Questa audizione non è stata solo un aggiornamento sulle politiche europee, ma anche una dimostrazione del modo di intendere la politica da parte di Draghi. Un uomo delle istituzioni, certo, ma anche un uomo che fatica ad accettare le dinamiche della democrazia parlamentare. Non è un caso che, quando nel 2022 la sua maggioranza ha iniziato a scricchiolare, abbia scelto di andarsene senza negoziare, senza cercare soluzioni politiche.
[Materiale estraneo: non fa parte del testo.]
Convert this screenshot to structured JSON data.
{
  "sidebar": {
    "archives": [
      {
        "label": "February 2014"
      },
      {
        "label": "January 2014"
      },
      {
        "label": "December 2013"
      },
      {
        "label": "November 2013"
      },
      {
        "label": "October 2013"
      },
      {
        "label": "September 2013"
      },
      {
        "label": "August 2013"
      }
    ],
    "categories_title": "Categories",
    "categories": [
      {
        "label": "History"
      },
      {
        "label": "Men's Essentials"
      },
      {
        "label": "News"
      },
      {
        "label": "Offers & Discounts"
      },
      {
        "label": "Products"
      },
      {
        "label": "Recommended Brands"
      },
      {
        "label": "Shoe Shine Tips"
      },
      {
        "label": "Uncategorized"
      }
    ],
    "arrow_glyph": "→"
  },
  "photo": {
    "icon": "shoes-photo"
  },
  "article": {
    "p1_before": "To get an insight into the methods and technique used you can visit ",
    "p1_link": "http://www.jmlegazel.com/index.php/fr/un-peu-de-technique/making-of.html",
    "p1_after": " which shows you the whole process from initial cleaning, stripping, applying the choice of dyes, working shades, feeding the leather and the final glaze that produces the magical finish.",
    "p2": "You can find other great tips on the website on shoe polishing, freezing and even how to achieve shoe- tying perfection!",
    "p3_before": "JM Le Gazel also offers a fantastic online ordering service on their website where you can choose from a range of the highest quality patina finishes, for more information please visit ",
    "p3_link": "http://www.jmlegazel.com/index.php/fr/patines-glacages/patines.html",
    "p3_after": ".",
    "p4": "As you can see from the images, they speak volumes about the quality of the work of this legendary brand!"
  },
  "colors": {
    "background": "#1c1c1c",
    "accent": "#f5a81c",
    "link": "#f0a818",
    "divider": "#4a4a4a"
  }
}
Non è un caso che oggi, a distanza di tre anni, torni con lo stesso atteggiamento di superiorità, dando l’impressione che la politica sia solo un fastidio, un ostacolo sulla strada delle grandi strategie tecnocratiche. Il problema è che la politica, per quanto imperfetta, è il cuore della democrazia. Ed è anche il motivo per cui, nonostante la sua indubbia competenza, Mario Draghi non è riuscito a restare al governo: perché la politica richiede il confronto, l’umiltà di ammettere gli errori e la capacità di costruire consenso. Qualità che, ancora una volta, Draghi ha dimostrato di non possedere.